Each goal was designed to feed the next. When a developer ships their first agent quickly, that agent runs in production. Production usage shows which models, prompts and configurations actually work, so the platform can surface better starting points. The next developer inherits a smarter default. Held as a bet going in, not a proven mechanic.

  1. 01

    First call

    A developer hears their agent respond in the same session.

  2. 02

    More agents

    Low friction means more builds get past the blank canvas.

  3. 03

    Usage signals

    We learn where developers drop off, what they need, and what is missing.

  4. 04

    Better defaults

    Those signals shape which models, prompts and flows we surface first.

  5. 05

    Shorter path

    The next developer inherits a smarter starting point.

Assumptions

Explicit bets going in. Each shaped the studio’s design and became measurable.

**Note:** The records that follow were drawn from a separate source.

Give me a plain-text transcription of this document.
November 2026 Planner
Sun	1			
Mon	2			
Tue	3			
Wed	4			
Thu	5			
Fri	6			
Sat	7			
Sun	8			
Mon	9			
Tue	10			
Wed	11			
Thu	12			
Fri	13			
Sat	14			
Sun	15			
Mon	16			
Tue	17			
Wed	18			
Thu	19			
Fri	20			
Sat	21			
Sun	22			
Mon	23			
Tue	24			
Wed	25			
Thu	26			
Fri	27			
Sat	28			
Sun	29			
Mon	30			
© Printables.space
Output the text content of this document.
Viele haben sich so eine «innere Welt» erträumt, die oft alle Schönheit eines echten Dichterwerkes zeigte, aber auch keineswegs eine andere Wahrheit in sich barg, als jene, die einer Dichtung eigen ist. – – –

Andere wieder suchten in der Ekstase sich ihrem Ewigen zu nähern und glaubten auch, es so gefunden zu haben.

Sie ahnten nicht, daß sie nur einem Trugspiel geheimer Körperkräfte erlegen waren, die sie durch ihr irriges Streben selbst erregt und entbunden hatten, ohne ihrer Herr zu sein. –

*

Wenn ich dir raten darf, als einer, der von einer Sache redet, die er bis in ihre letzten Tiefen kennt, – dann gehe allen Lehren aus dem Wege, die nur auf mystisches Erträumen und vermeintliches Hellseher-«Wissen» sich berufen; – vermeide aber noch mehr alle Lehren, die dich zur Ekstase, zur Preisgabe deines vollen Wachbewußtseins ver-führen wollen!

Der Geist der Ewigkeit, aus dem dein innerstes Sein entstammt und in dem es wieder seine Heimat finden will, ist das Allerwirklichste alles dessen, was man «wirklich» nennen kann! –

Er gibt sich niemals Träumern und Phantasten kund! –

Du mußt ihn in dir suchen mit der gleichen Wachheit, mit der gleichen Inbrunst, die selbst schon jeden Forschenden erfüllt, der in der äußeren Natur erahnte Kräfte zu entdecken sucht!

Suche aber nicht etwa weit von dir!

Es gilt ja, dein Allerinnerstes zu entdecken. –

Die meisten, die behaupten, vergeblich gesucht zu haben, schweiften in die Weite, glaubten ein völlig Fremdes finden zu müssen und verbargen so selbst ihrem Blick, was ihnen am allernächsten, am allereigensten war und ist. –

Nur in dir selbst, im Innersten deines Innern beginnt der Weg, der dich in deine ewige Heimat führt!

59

AssumptionRationaleKPISuccess Metric

Users will prefer one unified agent builder to stitching services.

Competitive review showed LiveKit/Vapi users valued integrated UX.TTFD~3 minutes to first working agent

Seeing results early will drive continued exploration and deployment.

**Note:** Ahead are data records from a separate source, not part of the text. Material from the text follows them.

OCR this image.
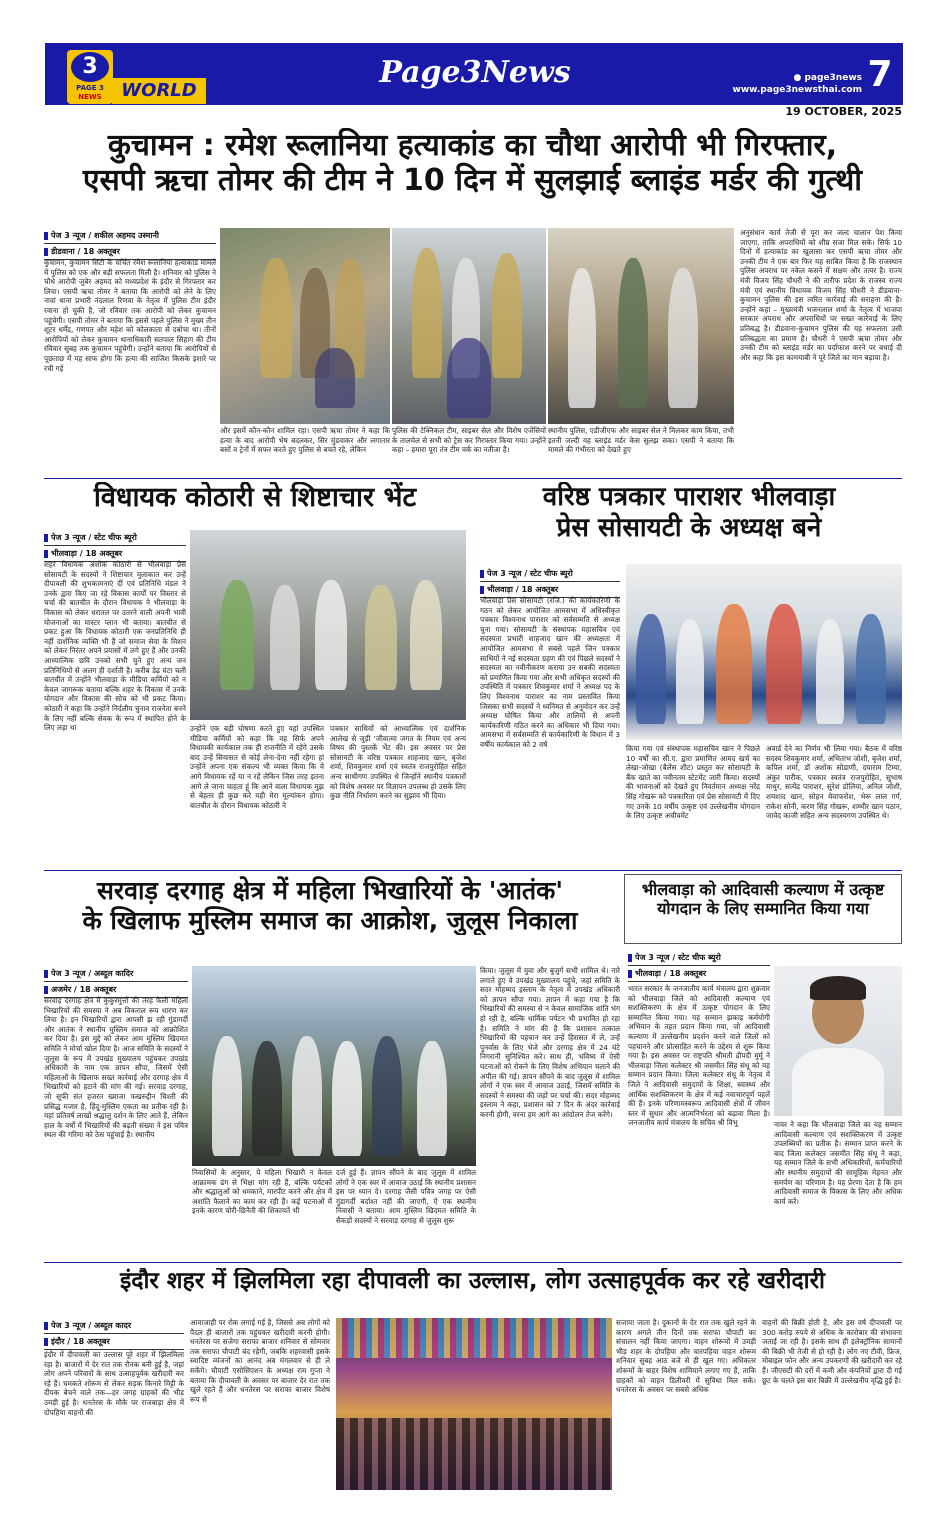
3
PAGE 3
NEWS	WORLD
Page3News	● page3news
www.page3newsthai.com 7
19 OCTOBER, 2025
कुचामन : रमेश रूलानिया हत्याकांड का चौथा आरोपी भी गिरफ्तार,
एसपी ऋचा तोमर की टीम ने 10 दिन में सुलझाई ब्लाइंड मर्डर की गुत्थी
पेज 3 न्यूज / शकील अहमद उस्मानी
डीडवाना / 18 अक्तूबर
कुचामन, कुचामन सिटी के चर्चित रमेश रूलानिया हत्याकांड मामले में पुलिस को एक और बड़ी सफलता मिली है। शनिवार को पुलिस ने चौथे आरोपी जुबेर अहमद को मध्यप्रदेश के इंदौर से गिरफ्तार कर लिया। एसपी ऋचा तोमर ने बताया कि आरोपी को लेने के लिए नावां थाना प्रभारी नंदलाल रिणवा के नेतृत्व में पुलिस टीम इंदौर रवाना हो चुकी है, जो रविवार तक आरोपी को लेकर कुचामन पहुंचेगी। एसपी तोमर ने बताया कि इससे पहले पुलिस ने मुख्य तीन शूटर धर्मेंद्र, गणपत और महेश को कोलकाता से दबोचा था। तीनों आरोपियों को लेकर कुचामन थानाधिकारी सतपाल सिहाग की टीम रविवार सुबह तक कुचामन पहुंचेगी। उन्होंने बताया कि आरोपियों से पूछताछ में यह साफ होगा कि हत्या की साजिश किसके इशारे पर रची गई
और इसमें कौन-कौन शामिल रहा। एसपी ऋचा तोमर ने कहा कि हत्या के बाद आरोपी भेष बदलकर, सिर मुंडवाकर और लगातार बसों व ट्रेनों में सफर करते हुए पुलिस से बचते रहे, लेकिन
पुलिस की टेक्निकल टीम, साइबर सेल और विशेष एजेंसियों के तालमेल से सभी को ट्रेस कर गिरफ्तार किया गया। उन्होंने कहा – हमारा पूरा तंत्र टीम वर्क का नतीजा है।
स्थानीय पुलिस, एडीजीएफ और साइबर सेल ने मिलकर काम किया, तभी इतनी जल्दी यह ब्लाइंड मर्डर केस सुलझ सका। एसपी ने बताया कि मामले की गंभीरता को देखते हुए
अनुसंधान कार्य तेजी से पूरा कर जल्द चालान पेश किया जाएगा, ताकि अपराधियों को शीघ्र सजा मिल सके। सिर्फ 10 दिनों में हत्याकांड का खुलासा कर एसपी ऋचा तोमर और उनकी टीम ने एक बार फिर यह साबित किया है कि राजस्थान पुलिस अपराध पर नकेल कसने में सक्षम और तत्पर है। राज्य मंत्री विजय सिंह चौधरी ने की तारीफ प्रदेश के राजस्व राज्य मंत्री एवं स्थानीय विधायक विजय सिंह चौधरी ने डीडवाना-कुचामन पुलिस की इस त्वरित कार्रवाई की सराहना की है। उन्होंने कहा – मुख्यमंत्री भजनलाल शर्मा के नेतृत्व में भाजपा सरकार अपराध और अपराधियों पर सख्त कार्रवाई के लिए प्रतिबद्ध है। डीडवाना-कुचामन पुलिस की यह सफलता उसी प्रतिबद्धता का प्रमाण है। चौधरी ने एसपी ऋचा तोमर और उनकी टीम को ब्लाइंड मर्डर का पर्दाफाश करने पर बधाई दी और कहा कि इस कामयाबी ने पूरे जिले का मान बढ़ाया है।
विधायक कोठारी से शिष्टाचार भेंट
पेज 3 न्यूज / स्टेट चीफ ब्यूरो
भीलवाड़ा / 18 अक्तूबर
शहर विधायक अशोक कोठारी से भीलवाड़ा प्रेस सोसायटी के सदस्यों ने शिष्टाचार मुलाकात कर उन्हें दीपावली की शुभकामनाएं दीं एवं प्रतिनिधि मंडल ने उनके द्वारा किए जा रहे विकास कार्यों पर विस्तार से चर्चा की बातचीत के दौरान विधायक ने भीलवाड़ा के विकास को लेकर धरातल पर उतरने वाली अपनी भावी योजनाओं का मास्टर प्लान भी बताया। बातचीत से प्रकट हुआ कि विधायक कोठारी एक जनप्रतिनिधि ही नहीं दार्शनिक व्यक्ति भी हैं जो समाज सेवा के मिशन को लेकर निरंतर अपने प्रयासों में लगे हुए हैं और उनकी आध्यात्मिक छवि उनको सभी चुने हुए अन्य जन प्रतिनिधियों से अलग ही दर्शाती है। करीब डेढ़ घंटा चली बातचीत में उन्होंने भीलवाड़ा के मीडिया कर्मियों को न केवल जागरूक बताया बल्कि शहर के विकास में उनके योगदान और विकास की सोच को भी प्रकट किया। कोठारी ने कहा कि उन्होंने निर्दलीय चुनाव राजनेता बनने के लिए नहीं बल्कि सेवक के रूप में स्थापित होने के लिए लड़ा था	उन्होंने एक बड़ी घोषणा करते हुए यहां उपस्थित मीडिया कर्मियों को कहा कि वह सिर्फ अपने विधायकी कार्यकाल तक ही राजनीति में रहेंगे उसके बाद उन्हें सियासत से कोई लेना-देना नहीं रहेगा हां उन्होंने अपना एक संकल्प भी व्यक्त किया कि वे आगे विधायक रहें या न रहें लेकिन जिस तरह इतना आगे ले जाना चाहता हूं कि आने वाला विधायक मुझ से बेहतर ही कुछ करे यही मेरा मूल्यांकन होगा। बातचीत के दौरान विधायक कोठारी ने
पत्रकार साथियों को आध्यात्मिक एवं दार्शनिक आलेख से जुड़ी 'जीवात्मा जगत के नियम एवं अन्य विषय की पुस्तकें भेंट की। इस अवसर पर प्रेस सोसायटी के वरिष्ठ पत्रकार शाहजाद खान, बृजेश शर्मा, शिवकुमार शर्मा एवं स्वतंत्र राजपुरोहित सहित अन्य साथीगण उपस्थित थे जिन्होंने स्थानीय पत्रकारों को विशेष अवसर पर विज्ञापन उपलब्ध हो उसके लिए कुछ नीति निर्धारण करने का सुझाव भी दिया।
वरिष्ठ पत्रकार पाराशर भीलवाड़ा
प्रेस सोसायटी के अध्यक्ष बने
पेज 3 न्यूज / स्टेट चीफ ब्यूरो
भीलवाड़ा / 18 अक्तूबर
भीलवाड़ा प्रेस सोसायटी (रजि.) की कार्यकारिणी के गठन को लेकर आयोजित आमसभा में अधिस्वीकृत पत्रकार विश्वनाथ पाराशर को सर्वसम्मति से अध्यक्ष चुना गया। सोसायटी के संस्थापक महासचिव एवं सदस्यता प्रभारी शाहजाद खान की अध्यक्षता में आयोजित आमसभा में सबसे पहले जिन पत्रकार साथियों ने नई सदस्यता ग्रहण की एवं पिछले सदस्यों ने सदस्यता का नवीनीकरण कराया उन सबकी सदस्यता को प्रमाणित किया गया और सभी अधिकृत सदस्यों की उपस्थिति में पत्रकार शिवकुमार शर्मा ने अध्यक्ष पद के लिए विश्वनाथ पाराशर का नाम प्रस्तावित किया जिसका सभी सदस्यों ने ध्वनिमत से अनुमोदन कर उन्हें अध्यक्ष घोषित किया और तालियों से अपनी कार्यकारिणी गठित करने का अधिकार भी दिया गया। आमसभा में सर्वसम्मति से कार्यकारिणी के विधान में 3 वर्षीय कार्यकाल को 2 वर्ष	किया गया एवं संस्थापक महासचिव खान ने पिछले 10 वर्षों का सी.ए. द्वारा प्रमाणित आमद खर्च का लेखा-जोखा (बैलेंस शीट) प्रस्तुत कर सोसायटी के बैंक खाते का नवीनतम स्टेटमेंट जारी किया। सदस्यों की भावनाओं को देखते हुए निवर्तमान अध्यक्ष नरेंद्र सिंह गोखरू को पत्रकारिता एवं प्रेस सोसायटी में दिए गए उनके 10 वर्षीय उत्कृष्ट एवं उल्लेखनीय योगदान के लिए उत्कृष्ट अचीवमेंट
अवार्ड देने का निर्णय भी लिया गया। बैठक में वरिष्ठ सदस्य शिवकुमार शर्मा, अभिताभ जोशी, बृजेश शर्मा, कपिल शर्मा, डॉ अशोक सोडाणी, दयाराम टिम्या, अंकुर पारीक, पत्रकार स्वतंत्र राजपुरोहित, सुभाष माथुर, सत्येंद्र पाराशर, सुरेश डोलिया, अनिल जोशी, शमशाद खान, सोहन मेवाफरोश, भेरू लाल गर्ग, राकेश सोनी, करण सिंह गोखरू, शम्भीर खान पठान, जावेद काजी सहित अन्य सदस्यगण उपस्थित थे।
सरवाड़ दरगाह क्षेत्र में महिला भिखारियों के 'आतंक'
के खिलाफ मुस्लिम समाज का आक्रोश, जुलूस निकाला
पेज 3 न्यूज / अब्दुल कादिर
अजमेर / 18 अक्तूबर
सरवाड़ दरगाह क्षेत्र में कुकुरमुत्तों की तरह फैली महिला भिखारियों की समस्या ने अब विकराल रूप धारण कर लिया है। इन भिखारियों द्वारा आपसी झ रही गुंडागर्दी और आतंक ने स्थानीय मुस्लिम समाज को आक्रोशित कर दिया है। इस मुद्दे को लेकर आम मुस्लिम खिदमत समिति ने मोर्चा खोल दिया है। आज समिति के सदस्यों ने जुलूस के रूप में उपखंड मुख्यालय पहुंचकर उपखंड अधिकारी के नाम एक ज्ञापन सौंपा, जिसमें ऐसी महिलाओं के खिलाफ सख्त कार्रवाई और दरगाह क्षेत्र में भिखारियों को हटाने की मांग की गई। सरवाड़ दरगाह, जो सूफी संत हजरत ख्वाजा फखरुद्दीन चिश्ती की प्रसिद्ध मजार है, हिंदू-मुस्लिम एकता का प्रतीक रही है। यहां प्रतिवर्ष लाखों श्रद्धालु दर्शन के लिए आते हैं, लेकिन हाल के वर्षों में भिखारियों की बढ़ती संख्या ने इस पवित्र स्थल की गरिमा को ठेस पहुंचाई है। स्थानीय
निवासियों के अनुसार, ये महिला भिखारी न केवल आक्रामक ढंग से भिक्षा मांग रही हैं, बल्कि पर्यटकों और श्रद्धालुओं को धमकाने, मारपीट करने और क्षेत्र में अशांति फैलाने का काम कर रही हैं। कई घटनाओं में इनके कारण चोरी-छिनैती की शिकायतें भी
दर्ज हुई हैं। ज्ञापन सौंपने के बाद जुलूस में शामिल लोगों ने एक स्वर में आवाज उठाई कि स्थानीय प्रशासन इस पर ध्यान दे। दरगाह जैसी पवित्र जगह पर ऐसी गुंडागर्दी बर्दाश्त नहीं की जाएगी, ऐ एक स्थानीय निवासी ने बताया। आम मुस्लिम खिदमत समिति के सैकड़ों सदस्यों ने सरवाड़ दरगाह से जुलूस शुरू
किया। जुलूस में युवा और बुजुर्ग सभी शामिल थे। नारे लगाते हुए वे उपखंड मुख्यालय पहुंचे, जहां समिति के सदर मोहम्मद इस्लाम के नेतृत्व में उपखंड अधिकारी को ज्ञापन सौंपा गया। ज्ञापन में कहा गया है कि भिखारियों की समस्या से न केवल सामाजिक शांति भंग हो रही है, बल्कि धार्मिक पर्यटन भी प्रभावित हो रहा है। समिति ने मांग की है कि प्रशासन तत्काल भिखारियों की पहचान कर उन्हें हिरासत में ले, उन्हें पुनर्वास के लिए भेजे और दरगाह क्षेत्र में 24 घंटे निगरानी सुनिश्चित करे। साथ ही, भविष्य में ऐसी घटनाओं को रोकने के लिए विशेष अभियान चलाने की अपील की गई। ज्ञापन सौंपने के बाद जुलूस में शामिल लोगों ने एक स्वर में आवाज उठाई, जिसमें समिति के सदस्यों ने समस्या की जड़ों पर चर्चा की। सदर मोहम्मद इस्लाम ने कहा, प्रशासन को 7 दिन के अंदर कार्रवाई करनी होगी, वरना हम आगे का आंदोलन तेज करेंगे।
भीलवाड़ा को आदिवासी कल्याण में उत्कृष्ट
योगदान के लिए सम्मानित किया गया
पेज 3 न्यूज / स्टेट चीफ ब्यूरो
भीलवाड़ा / 18 अक्तूबर
भारत सरकार के जनजातीय कार्य मंत्रालय द्वारा शुक्रवार को भीलवाड़ा जिले को आदिवासी कल्याण एवं सशक्तिकरण के क्षेत्र में उत्कृष्ट योगदान के लिए सम्मानित किया गया। यह सम्मान झकाइ कर्मयोगी अभियान के तहत प्रदान किया गया, जो आदिवासी कल्याण में उल्लेखनीय प्रदर्शन करने वाले जिलों को पहचानने और प्रोत्साहित करने के उद्देश्य से शुरू किया गया है। इस अवसर पर राष्ट्रपति श्रीमती द्रौपदी मुर्मू ने भीलवाड़ा जिला कलेक्टर श्री जसमीत सिंह संधू को यह सम्मान प्रदान किया। जिला कलेक्टर संधू के नेतृत्व में जिले ने आदिवासी समुदायों के शिक्षा, स्वास्थ्य और आर्थिक सशक्तिकरण के क्षेत्र में कई नवाचारपूर्ण पहलें की हैं। इनके परिणामस्वरूप आदिवासी क्षेत्रों में जीवन स्तर में सुधार और आत्मनिर्भरता को बढ़ावा मिला है। जनजातीय कार्य मंत्रालय के सचिव श्री विभु	नायर ने कहा कि भीलवाड़ा जिले का यह सम्मान आदिवासी कल्याण एवं सशक्तिकरण में उत्कृष्ट उपलब्धियों का प्रतीक है। सम्मान प्राप्त करने के बाद जिला कलेक्टर जसमीत सिंह संधू ने कहा, यह सम्मान जिले के सभी अधिकारियों, कर्मचारियों और स्थानीय समुदायों की सामूहिक मेहनत और समर्पण का परिणाम है। यह प्रेरणा देता है कि हम आदिवासी समाज के विकास के लिए और अधिक कार्य करें।
इंदौर शहर में झिलमिला रहा दीपावली का उल्लास, लोग उत्साहपूर्वक कर रहे खरीदारी
पेज 3 न्यूज / अब्दुल कादर
इंदौर / 18 अक्तूबर
इंदौर में दीपावली का उल्लास पूरे शहर में झिलमिला रहा है। बाजारों में देर रात तक रौनक बनी हुई है, जहां लोग अपने परिवारों के साथ उत्साहपूर्वक खरीदारी कर रहे हैं। चमकते शोरूम से लेकर सड़क किनारे मिट्टी के दीपक बेचने वाले तक—हर जगह ग्राहकों की भीड़ उमड़ी हुई है। धनतेरस के मौके पर राजबाड़ा क्षेत्र में दोपहिया वाहनों की
आवाजाही पर रोक लगाई गई है, जिससे अब लोगों को पैदल ही बाजारों तक पहुंचकर खरीदारी करनी होगी। धनतेरस पर सजेगा सराफा बाजार शनिवार से सोमवार तक सराफा चौपाटी बंद रहेगी, जबकि शहरवासी इसके स्वादिष्ट व्यंजनों का आनंद अब मंगलवार से ही ले सकेंगे। चौपाटी एसोसिएशन के अध्यक्ष राम गुप्ता ने बताया कि दीपावली के अवसर पर बाजार देर रात तक खुले रहते हैं और धनतेरस पर सराफा बाजार विशेष रूप से
सजाया जाता है। दुकानों के देर रात तक खुले रहने के कारण अगले तीन दिनों तक सराफा चौपाटी का संचालन नहीं किया जाएगा। वाहन शोरूमों में उमड़ी भीड़ शहर के दोपहिया और चारपहिया वाहन शोरूम शनिवार सुबह आठ बजे से ही खुल गए। अधिकतर शोरूमों के बाहर विशेष शामियाने लगाए गए हैं, ताकि ग्राहकों को वाहन डिलीवरी में सुविधा मिल सके। धनतेरस के अवसर पर सबसे अधिक
वाहनों की बिक्री होती है, और इस वर्ष दीपावली पर 300 करोड़ रुपये से अधिक के कारोबार की संभावना जताई जा रही है। इसके साथ ही इलेक्ट्रॉनिक सामानों की बिक्री भी तेजी से हो रही है। लोग नए टीवी, फ्रिज, मोबाइल फोन और अन्य उपकरणों की खरीदारी कर रहे हैं। जीएसटी की दरों में कमी और कंपनियों द्वारा दी गई छूट के चलते इस बार बिक्री में उल्लेखनीय वृद्धि हुई है।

Interviews revealed users lose momentum during long setup phases.Test-to-deploy conversion3x baseline rate

Observability will increase deployment confidence.

Enterprise buyers flagged cost/performance visibility as gating factor.Observability adoption60%+ of deployers

A node-based editor will facilitate faster automation.

Early exploration suggested advanced automation users might want visual orchestration.Automation setup speedFaster multi-step automation setup

Solution

What Agent Studio shipped with.

Six surfaces covering the full agent lifecycle. Each one maps to a goal from the table above and the metric badge shows which one it drives.

01  ·  Build

Adoption

Agent configurable in a few quick steps.

  • What it is: A guided form for wiring STT, LLM, and TTS with sensible defaults.
  • Why it exists: Removed the stitch-three-vendors-by-hand step that blocked every first-time user in interviews.
Agent builder showing STT, LLM and TTS configuration

Results

What moved, before and after.

Measured over the first 90 days post-GA, against the baseline funnel from the problem section.

Adoption

Time to a first configured agent

Before30 to 60 minutes

After3 minutes

Activation

Card-added activation rate

Before~1 in 10 (pre-studio funnel)

After~3× baseline

Retention

Repeat build rate (same dev, 2nd agent)

BeforeNot tracked pre-studio

After25%+

Confidence

Observability adoption

BeforeSurface didn’t exist

After60%+ of deployers

Where assumptions failed

One of the clearest assumptions behind the original builder was that users would prefer a node-based graph editor for configuring agents. That assumption failed: the graph added setup overhead, buried the next action, and pulled the product away from the adoption outcome in the table above.

To move time to a first configured agent from roughly 30 to 60 minutes down to 3 minutes, the agent builder had to be redesigned around a simpler setup flow with clearer defaults and a faster path to live testing.

BeforeAfter

Before: node-based graph editor.

After: simpler setup flow with clearer defaults.

What stuck

TTFD dropped from roughly 30 to 60 minutes down to 3 minutes. Observability went from nonexistent to a default surface developers opened on their first deploy. The growth loop from the goals section started compounding: more shipped agents fed better templates, and better templates shortened the next developer’s path.

What changed my thinking

It was making the agent audible within the first three minutes of signup. Once developers could hear their agent respond, trust followed. In voice AI, confidence is an audio problem before it is a screen problem.